Belgique

Bruxelles : mobilisation du secteur de l’accueil contre 1000 places d’hébergement supprimées

Les inquiétudes grandissent autour de la situation des sans-abri à Bruxelles, alors que les organisateurs alertent sur la réduction drastique des places d’hébergement. Actuellement, un quart des 4000 places disponibles a été supprimé, entraînant des conséquences alarmantes. En juillet, le Samusocial a refusé 244 des 299 demandes d’hébergement, ce qui représente un taux de refus de plus de 83,5 % par rapport au mois précédent. Parmi les familles concernées, 238 enfants, dont 65 bébés de moins de deux ans, se retrouvent sans solution. Parallèlement, BelRefugees fait état de 1555 personnes sur liste d’attente, tandis que le centre Amran, qui accueillait 66 mineurs non accompagnés, a fermé ses portes le 1er août, entraînant la perte d’une vingtaine d’emplois.

Au sein du Samusocial, on constate que 40 % des personnes actuellement refusées sont des familles avec des nourrissons. Si la situation perdure, il ne restera que 200 places pour les hommes isolés à partir du 1er octobre. L’AMA met en garde contre la suppression de 1000 places, qui pourrait menacer des centaines d’emplois dans le secteur.

Les craintes de licenciements et de recours à des plans de départ volontaires se font sentir. Les organisateurs redoutent également une pression accrue sur l’ensemble des services d’aide, incluant les services de rue, les maisons d’accueil, ainsi que les CPAS et les hôpitaux. Ils préviennent que les personnes sans solution pourraient se retrouver à passer plusieurs semaines dans la rue, dans les stations de métro ou dans les parcs. L’AMA qualifie cette réduction des capacités d’un « choix de société », tandis que Synova souligne la fragilisation d’un secteur déjà sous tension, affectant les missions d’accueil, d’écoute et d’accompagnement social.

Les organisations craignent également l’émergence de nouveaux campements de fortune. Elles demandent le maintien des places et des emplois, ainsi qu’un report des fermetures jusqu’au 31 mars, afin de traverser l’hiver et d’initier un dialogue réel avec les autorités. Elles estiment que fermer des capacités maintenant pourrait entraîner des coûts plus élevés si ces places devaient être rouvertes en pleine hiver.
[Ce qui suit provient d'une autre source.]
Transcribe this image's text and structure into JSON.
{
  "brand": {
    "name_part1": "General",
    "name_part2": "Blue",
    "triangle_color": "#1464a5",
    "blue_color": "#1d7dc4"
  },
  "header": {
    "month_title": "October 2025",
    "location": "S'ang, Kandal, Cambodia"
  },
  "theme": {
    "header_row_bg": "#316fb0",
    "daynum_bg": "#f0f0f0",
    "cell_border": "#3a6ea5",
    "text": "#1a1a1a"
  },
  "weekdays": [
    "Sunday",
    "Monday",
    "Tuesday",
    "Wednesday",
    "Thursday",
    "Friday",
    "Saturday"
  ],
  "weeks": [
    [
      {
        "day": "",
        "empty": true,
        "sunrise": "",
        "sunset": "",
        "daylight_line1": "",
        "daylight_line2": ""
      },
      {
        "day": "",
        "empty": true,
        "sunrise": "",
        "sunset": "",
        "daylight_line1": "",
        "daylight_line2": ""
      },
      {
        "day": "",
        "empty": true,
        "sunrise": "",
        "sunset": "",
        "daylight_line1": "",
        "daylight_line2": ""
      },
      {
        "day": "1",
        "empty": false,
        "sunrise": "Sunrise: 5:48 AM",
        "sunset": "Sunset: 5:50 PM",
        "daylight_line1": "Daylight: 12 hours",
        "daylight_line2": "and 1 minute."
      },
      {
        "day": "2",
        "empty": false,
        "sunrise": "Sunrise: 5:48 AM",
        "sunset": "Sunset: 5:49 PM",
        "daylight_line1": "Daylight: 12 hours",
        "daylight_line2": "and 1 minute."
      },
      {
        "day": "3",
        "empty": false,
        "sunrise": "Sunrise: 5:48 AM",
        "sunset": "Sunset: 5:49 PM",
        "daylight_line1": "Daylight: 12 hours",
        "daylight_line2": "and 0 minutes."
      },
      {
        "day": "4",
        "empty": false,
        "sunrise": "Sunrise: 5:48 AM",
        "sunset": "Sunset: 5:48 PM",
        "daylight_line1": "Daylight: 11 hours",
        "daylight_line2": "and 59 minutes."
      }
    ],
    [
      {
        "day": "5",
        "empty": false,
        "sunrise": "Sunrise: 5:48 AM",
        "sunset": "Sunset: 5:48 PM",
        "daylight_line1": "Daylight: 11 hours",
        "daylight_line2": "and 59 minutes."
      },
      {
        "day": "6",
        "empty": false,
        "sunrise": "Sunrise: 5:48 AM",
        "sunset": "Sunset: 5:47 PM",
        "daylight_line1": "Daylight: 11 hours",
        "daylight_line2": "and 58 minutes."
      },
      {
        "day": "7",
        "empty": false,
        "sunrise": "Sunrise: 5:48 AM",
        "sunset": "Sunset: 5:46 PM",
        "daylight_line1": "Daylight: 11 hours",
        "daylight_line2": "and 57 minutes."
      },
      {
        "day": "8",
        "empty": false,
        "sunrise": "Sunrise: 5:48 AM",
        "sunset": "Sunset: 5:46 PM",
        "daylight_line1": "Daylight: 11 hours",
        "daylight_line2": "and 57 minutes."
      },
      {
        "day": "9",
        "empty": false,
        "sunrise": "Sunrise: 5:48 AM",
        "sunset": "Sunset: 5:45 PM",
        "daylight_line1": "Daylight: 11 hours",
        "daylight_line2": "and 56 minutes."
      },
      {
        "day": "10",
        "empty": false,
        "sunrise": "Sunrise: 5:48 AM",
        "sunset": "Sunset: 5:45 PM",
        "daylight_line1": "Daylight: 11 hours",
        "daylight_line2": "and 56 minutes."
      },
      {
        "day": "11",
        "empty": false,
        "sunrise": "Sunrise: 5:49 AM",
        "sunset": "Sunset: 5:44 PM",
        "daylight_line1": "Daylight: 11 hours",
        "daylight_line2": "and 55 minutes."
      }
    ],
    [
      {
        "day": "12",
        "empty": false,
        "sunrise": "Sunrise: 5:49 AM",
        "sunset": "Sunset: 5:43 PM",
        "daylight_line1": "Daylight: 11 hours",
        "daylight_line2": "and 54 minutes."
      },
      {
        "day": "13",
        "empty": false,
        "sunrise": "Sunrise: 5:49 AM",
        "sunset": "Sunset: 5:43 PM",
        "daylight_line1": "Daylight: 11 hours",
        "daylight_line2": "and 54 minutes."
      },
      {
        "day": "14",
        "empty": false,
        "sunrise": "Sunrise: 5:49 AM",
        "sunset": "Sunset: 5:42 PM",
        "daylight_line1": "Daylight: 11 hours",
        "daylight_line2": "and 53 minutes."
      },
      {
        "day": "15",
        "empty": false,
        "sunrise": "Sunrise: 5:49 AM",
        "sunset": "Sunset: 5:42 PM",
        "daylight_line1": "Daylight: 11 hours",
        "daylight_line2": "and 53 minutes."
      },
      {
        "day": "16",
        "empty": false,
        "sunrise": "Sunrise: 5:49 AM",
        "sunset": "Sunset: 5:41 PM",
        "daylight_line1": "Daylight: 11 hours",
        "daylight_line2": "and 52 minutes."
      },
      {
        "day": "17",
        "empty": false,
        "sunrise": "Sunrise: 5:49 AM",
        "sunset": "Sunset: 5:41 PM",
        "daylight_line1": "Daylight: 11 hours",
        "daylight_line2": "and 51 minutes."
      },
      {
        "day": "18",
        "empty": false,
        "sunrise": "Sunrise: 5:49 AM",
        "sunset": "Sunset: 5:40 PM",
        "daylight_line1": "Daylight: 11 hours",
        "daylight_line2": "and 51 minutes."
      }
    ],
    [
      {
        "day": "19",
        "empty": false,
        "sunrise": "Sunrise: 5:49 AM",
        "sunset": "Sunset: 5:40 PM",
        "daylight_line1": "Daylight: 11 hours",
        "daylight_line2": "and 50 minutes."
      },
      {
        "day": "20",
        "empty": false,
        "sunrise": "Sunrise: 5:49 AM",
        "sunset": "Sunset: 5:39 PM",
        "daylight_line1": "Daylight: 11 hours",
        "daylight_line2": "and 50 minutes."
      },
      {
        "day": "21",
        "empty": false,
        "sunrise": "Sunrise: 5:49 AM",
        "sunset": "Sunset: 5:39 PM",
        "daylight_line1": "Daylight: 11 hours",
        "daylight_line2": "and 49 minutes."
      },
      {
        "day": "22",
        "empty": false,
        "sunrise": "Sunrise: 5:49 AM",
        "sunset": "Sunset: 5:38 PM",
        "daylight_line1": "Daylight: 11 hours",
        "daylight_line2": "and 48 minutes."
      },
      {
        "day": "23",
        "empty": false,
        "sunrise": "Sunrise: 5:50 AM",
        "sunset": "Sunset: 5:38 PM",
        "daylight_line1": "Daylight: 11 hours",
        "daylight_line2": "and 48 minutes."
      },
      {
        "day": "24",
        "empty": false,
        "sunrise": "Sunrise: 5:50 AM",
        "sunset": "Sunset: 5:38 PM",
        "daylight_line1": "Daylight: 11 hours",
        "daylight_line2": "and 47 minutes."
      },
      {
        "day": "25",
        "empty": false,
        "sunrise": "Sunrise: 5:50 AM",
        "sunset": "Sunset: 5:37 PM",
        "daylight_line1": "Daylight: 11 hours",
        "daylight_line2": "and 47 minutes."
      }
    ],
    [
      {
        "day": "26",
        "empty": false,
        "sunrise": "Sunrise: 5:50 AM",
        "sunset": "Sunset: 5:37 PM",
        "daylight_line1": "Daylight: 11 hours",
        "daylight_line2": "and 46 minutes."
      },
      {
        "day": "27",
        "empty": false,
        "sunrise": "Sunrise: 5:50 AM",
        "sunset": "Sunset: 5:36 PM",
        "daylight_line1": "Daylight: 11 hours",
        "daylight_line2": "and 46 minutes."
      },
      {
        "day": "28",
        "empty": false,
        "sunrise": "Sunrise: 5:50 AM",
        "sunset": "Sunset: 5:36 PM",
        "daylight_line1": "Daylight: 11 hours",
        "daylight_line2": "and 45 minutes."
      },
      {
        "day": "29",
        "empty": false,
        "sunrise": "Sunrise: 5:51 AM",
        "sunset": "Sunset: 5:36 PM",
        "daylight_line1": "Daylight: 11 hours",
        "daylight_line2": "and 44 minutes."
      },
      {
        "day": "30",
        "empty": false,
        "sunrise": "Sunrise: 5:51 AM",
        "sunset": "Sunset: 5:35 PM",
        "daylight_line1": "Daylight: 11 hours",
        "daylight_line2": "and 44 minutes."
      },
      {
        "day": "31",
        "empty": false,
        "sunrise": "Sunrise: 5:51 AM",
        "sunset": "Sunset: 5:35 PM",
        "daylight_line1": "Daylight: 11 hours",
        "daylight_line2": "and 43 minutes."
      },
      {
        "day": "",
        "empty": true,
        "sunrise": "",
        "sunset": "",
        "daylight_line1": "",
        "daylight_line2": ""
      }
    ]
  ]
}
En 2024, le nombre de personnes sans domicile à Bruxelles a atteint 9777, soit une augmentation de 25 % par rapport à 2022, avec environ 1000 personnes dormant effectivement dans la rue. Les organisateurs craignent que ce chiffre ne double si les fermetures se concrétisent. Un nouveau dénombrement est prévu pour le mois d’octobre.